Humane Society International sad it was disappointed that the CITES Parties voted not to ban all commercial trade in African lions. Nine African lion range states — Chad, Côte d’Ivoire, Gabon, Guinea, Mali, Mauritania, the Niger, Nigeria, and Togo — had proposed that the African lion be uplisted from Appendix II, which permits commercial trade, to Appendix I, under which all commercial trade is prohibited.
There might be as few as 20,000 wild lions left in Africa, inhabiting just eight percent of their historic range, according to HSI. The primary threats to their survival are indiscriminate killing, depletion of prey, habitat loss, poorly regulated trophy hunting, and international trade in products like lion bone.
CITES parties decided to keep the African lion listed on Appendix II, though with an annotation that bans the trade in their parts, including bones, claws, teeth, and skulls sourced from wild lions. Masha Kalinina, international trade policy specialist at HSI, said, “It’s a bitter disappointment for the future survival of African lions that despite there being less than 20,000 of these magnificent wild cats left in the wild, CITES parties today only agreed the absolute minimum steps available to protect them.”

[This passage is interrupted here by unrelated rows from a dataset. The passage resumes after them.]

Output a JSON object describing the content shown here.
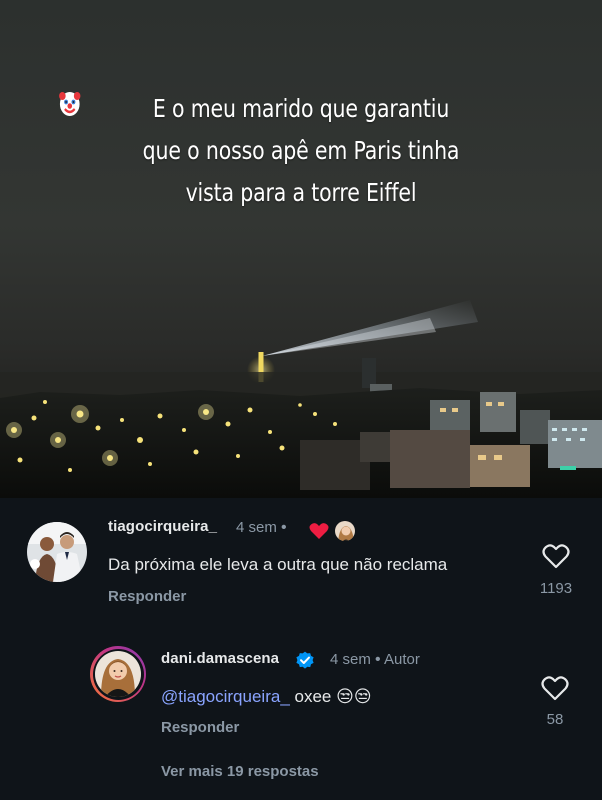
{
  "post": {
    "caption_lines": [
      "E o meu marido que garantiu",
      "que o nosso apê em Paris tinha",
      "vista para a torre Eiffel"
    ],
    "caption_emoji": "clown-face"
  },
  "comments": [
    {
      "username": "tiagocirqueira_",
      "time": "4 sem",
      "separator": "•",
      "text": "Da próxima ele leva a outra que não reclama",
      "reply_label": "Responder",
      "likes": "1193",
      "liked_by_author": true
    },
    {
      "username": "dani.damascena",
      "verified": true,
      "time": "4 sem",
      "separator": "•",
      "author_label": "Autor",
      "mention": "@tiagocirqueira_",
      "text": " oxee 😒😒",
      "reply_label": "Responder",
      "likes": "58"
    }
  ],
  "more_replies_label": "Ver mais 19 respostas",
  "colors": {
    "background": "#0f1419",
    "text": "#e7e9ea",
    "muted": "#8b98a5",
    "mention": "#8aa4ff",
    "heart": "#ee1d42",
    "verified": "#0095f6",
    "story_ring_start": "#c13584",
    "story_ring_end": "#f77737"
  }
}
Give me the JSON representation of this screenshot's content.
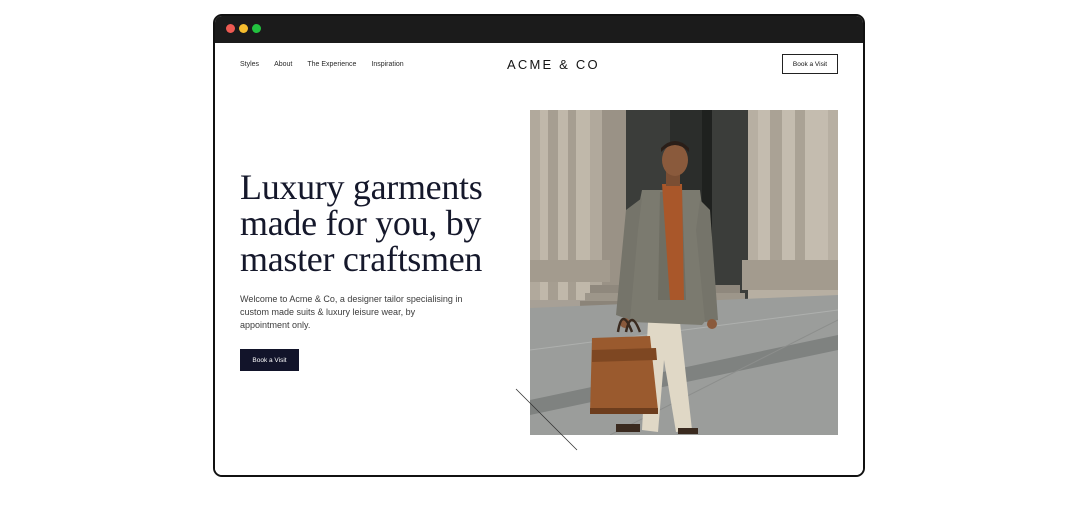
{
  "nav": {
    "items": [
      "Styles",
      "About",
      "The Experience",
      "Inspiration"
    ]
  },
  "brand": {
    "logo": "ACME & CO"
  },
  "header": {
    "book_label": "Book a Visit"
  },
  "hero": {
    "headline": "Luxury garments made for you, by master craftsmen",
    "intro": "Welcome to Acme & Co, a designer tailor specialising in custom made suits & luxury leisure wear, by appointment only.",
    "cta_label": "Book a Visit"
  },
  "colors": {
    "window_chrome": "#1b1b1b",
    "close_dot": "#ee5a52",
    "minimize_dot": "#f5bd2e",
    "zoom_dot": "#22c23f",
    "headline": "#15182b",
    "cta_background": "#12142a"
  },
  "icons": [
    "window-close-icon",
    "window-minimize-icon",
    "window-zoom-icon"
  ]
}
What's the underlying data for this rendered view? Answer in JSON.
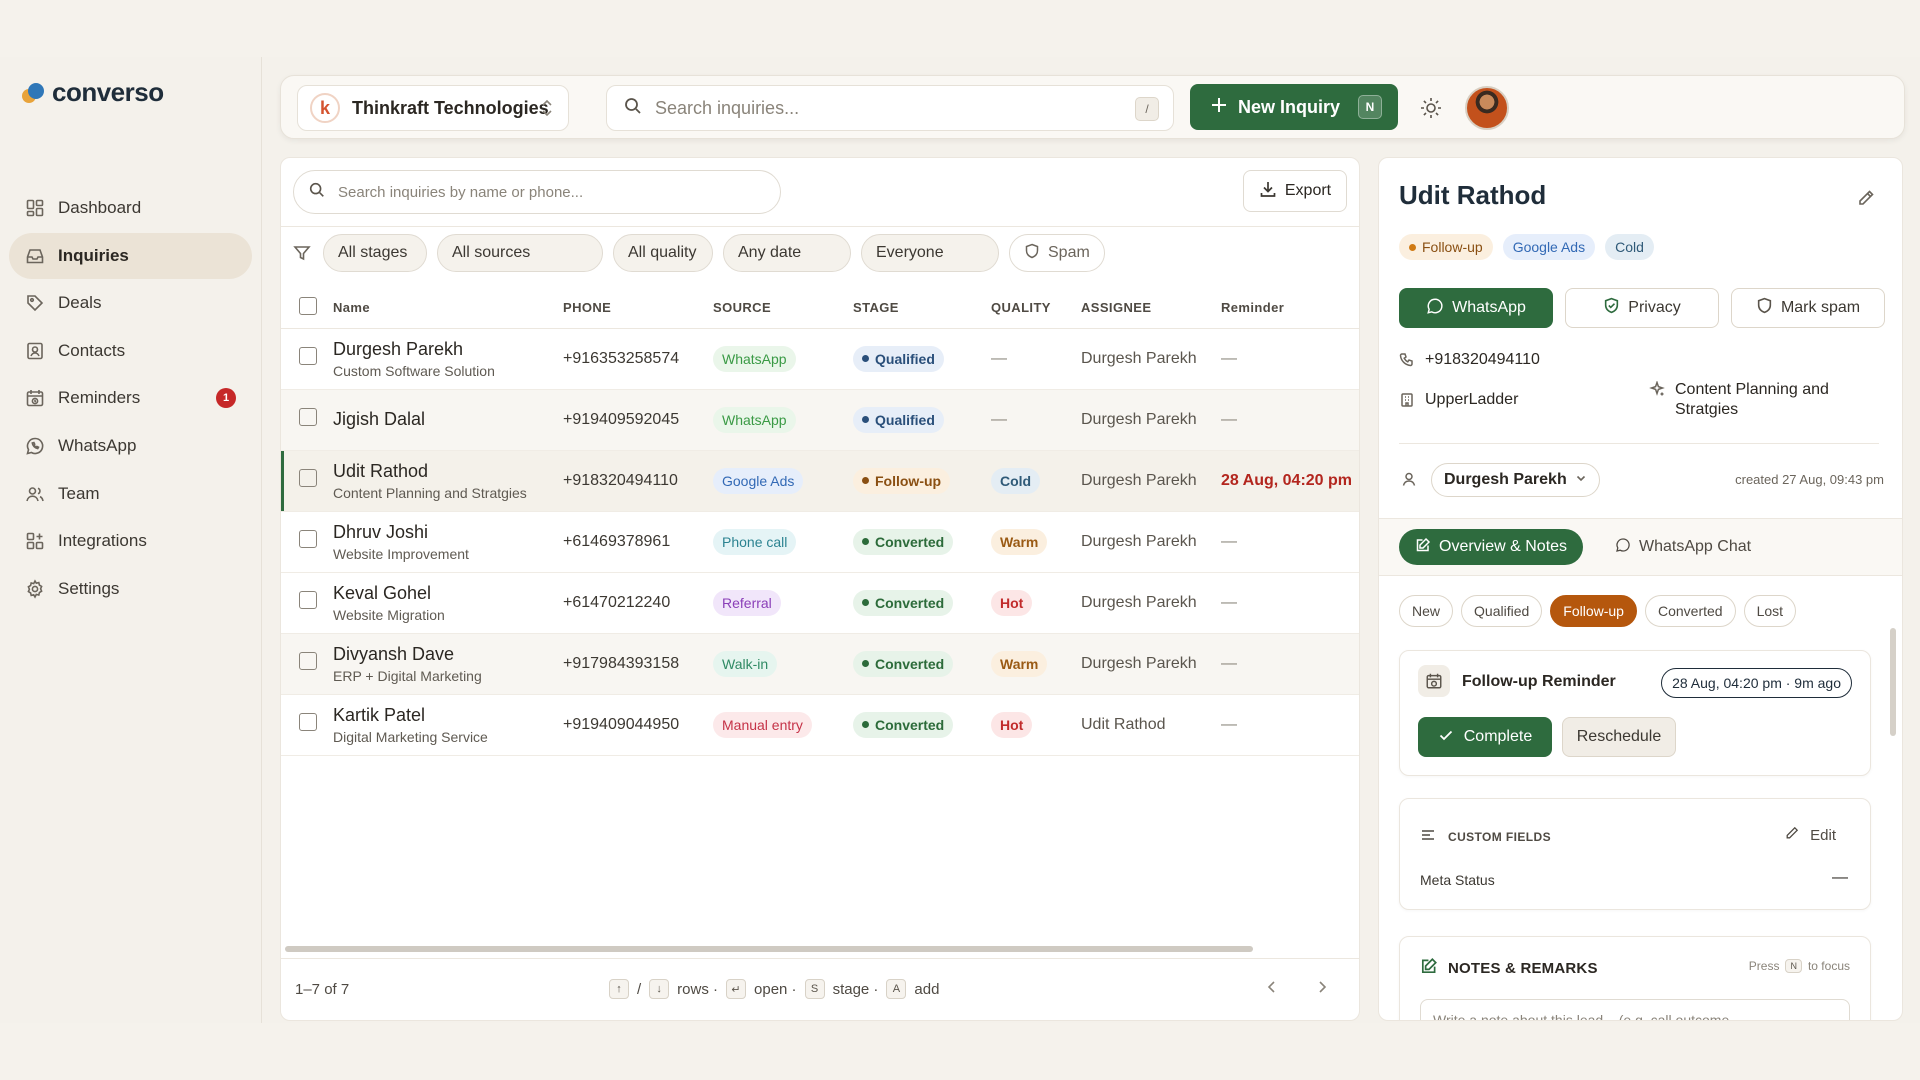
{
  "app": {
    "brand": "converso"
  },
  "sidebar": {
    "items": [
      {
        "label": "Dashboard",
        "icon": "dashboard-icon"
      },
      {
        "label": "Inquiries",
        "icon": "inbox-icon",
        "active": true
      },
      {
        "label": "Deals",
        "icon": "tag-icon"
      },
      {
        "label": "Contacts",
        "icon": "contacts-icon"
      },
      {
        "label": "Reminders",
        "icon": "calendar-clock-icon",
        "badge": "1"
      },
      {
        "label": "WhatsApp",
        "icon": "whatsapp-icon"
      },
      {
        "label": "Team",
        "icon": "team-icon"
      },
      {
        "label": "Integrations",
        "icon": "integrations-icon"
      },
      {
        "label": "Settings",
        "icon": "gear-icon"
      }
    ]
  },
  "topbar": {
    "org_initial": "k",
    "org_name": "Thinkraft Technologies",
    "search_placeholder": "Search inquiries...",
    "search_shortcut": "/",
    "new_inquiry_label": "New Inquiry",
    "new_inquiry_shortcut": "N"
  },
  "list": {
    "search_placeholder": "Search inquiries by name or phone...",
    "export_label": "Export",
    "filters": [
      "All stages",
      "All sources",
      "All quality",
      "Any date",
      "Everyone"
    ],
    "spam_label": "Spam",
    "columns": {
      "name": "Name",
      "phone": "PHONE",
      "source": "SOURCE",
      "stage": "STAGE",
      "quality": "QUALITY",
      "assignee": "ASSIGNEE",
      "reminder": "Reminder"
    },
    "rows": [
      {
        "name": "Durgesh Parekh",
        "subtitle": "Custom Software Solution",
        "phone": "+916353258574",
        "source": "WhatsApp",
        "stage": "Qualified",
        "quality": "—",
        "assignee": "Durgesh Parekh",
        "reminder": "—"
      },
      {
        "name": "Jigish Dalal",
        "subtitle": "",
        "phone": "+919409592045",
        "source": "WhatsApp",
        "stage": "Qualified",
        "quality": "—",
        "assignee": "Durgesh Parekh",
        "reminder": "—"
      },
      {
        "name": "Udit Rathod",
        "subtitle": "Content Planning and Stratgies",
        "phone": "+918320494110",
        "source": "Google Ads",
        "stage": "Follow-up",
        "quality": "Cold",
        "assignee": "Durgesh Parekh",
        "reminder": "28 Aug, 04:20 pm"
      },
      {
        "name": "Dhruv Joshi",
        "subtitle": "Website Improvement",
        "phone": "+61469378961",
        "source": "Phone call",
        "stage": "Converted",
        "quality": "Warm",
        "assignee": "Durgesh Parekh",
        "reminder": "—"
      },
      {
        "name": "Keval Gohel",
        "subtitle": "Website Migration",
        "phone": "+61470212240",
        "source": "Referral",
        "stage": "Converted",
        "quality": "Hot",
        "assignee": "Durgesh Parekh",
        "reminder": "—"
      },
      {
        "name": "Divyansh Dave",
        "subtitle": "ERP + Digital Marketing",
        "phone": "+917984393158",
        "source": "Walk-in",
        "stage": "Converted",
        "quality": "Warm",
        "assignee": "Durgesh Parekh",
        "reminder": "—"
      },
      {
        "name": "Kartik Patel",
        "subtitle": "Digital Marketing Service",
        "phone": "+919409044950",
        "source": "Manual entry",
        "stage": "Converted",
        "quality": "Hot",
        "assignee": "Udit Rathod",
        "reminder": "—"
      }
    ],
    "footer": {
      "count": "1–7 of 7",
      "hint_slash": "/",
      "hint_rows": "rows ·",
      "hint_open": "open ·",
      "hint_stage": "stage ·",
      "hint_add": "add",
      "k_up": "↑",
      "k_down": "↓",
      "k_enter": "↵",
      "k_s": "S",
      "k_a": "A"
    }
  },
  "detail": {
    "name": "Udit Rathod",
    "tags": [
      "Follow-up",
      "Google Ads",
      "Cold"
    ],
    "actions": {
      "whatsapp": "WhatsApp",
      "privacy": "Privacy",
      "mark_spam": "Mark spam"
    },
    "phone": "+918320494110",
    "company": "UpperLadder",
    "service": "Content Planning and Stratgies",
    "assignee": "Durgesh Parekh",
    "created": "created 27 Aug, 09:43 pm",
    "tabs": {
      "overview": "Overview & Notes",
      "chat": "WhatsApp Chat"
    },
    "stages": [
      "New",
      "Qualified",
      "Follow-up",
      "Converted",
      "Lost"
    ],
    "active_stage": "Follow-up",
    "reminder": {
      "title": "Follow-up Reminder",
      "time": "28 Aug, 04:20 pm · 9m ago",
      "complete": "Complete",
      "reschedule": "Reschedule"
    },
    "custom_fields": {
      "title": "CUSTOM FIELDS",
      "edit": "Edit",
      "meta_status_label": "Meta Status",
      "meta_status_value": "—"
    },
    "notes": {
      "title": "NOTES & REMARKS",
      "hint_prefix": "Press",
      "hint_key": "N",
      "hint_suffix": "to focus",
      "placeholder": "Write a note about this lead... (e.g. call outcome,"
    }
  },
  "colors": {
    "primary": "#2e6b3e",
    "followup": "#b5570d",
    "danger": "#b3261e"
  }
}
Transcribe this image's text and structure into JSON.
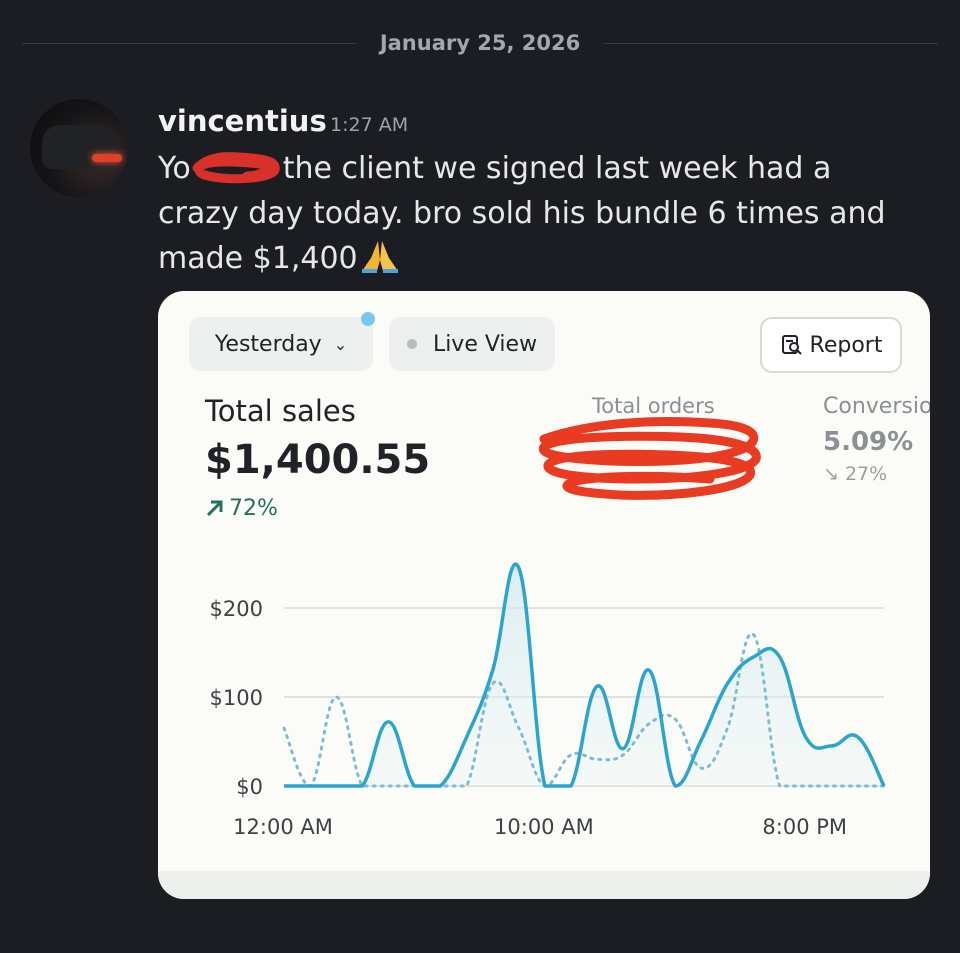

Overall, however, Wildlife Conservation Society’s VP of international policy, Susan Lieberman, said that science and wildlife conservation prevailed at CITES CoP17.
“The decisions made by the gathering countries were based on the best available scientific information,” Lieberman said. “Further, we were encouraged that governments fully embraced the precautionary principle by making decisions in the best interest of the species in the wild. After attending 11 CoPs, I strongly believe this was among the most successful CoP ever for wildlife.”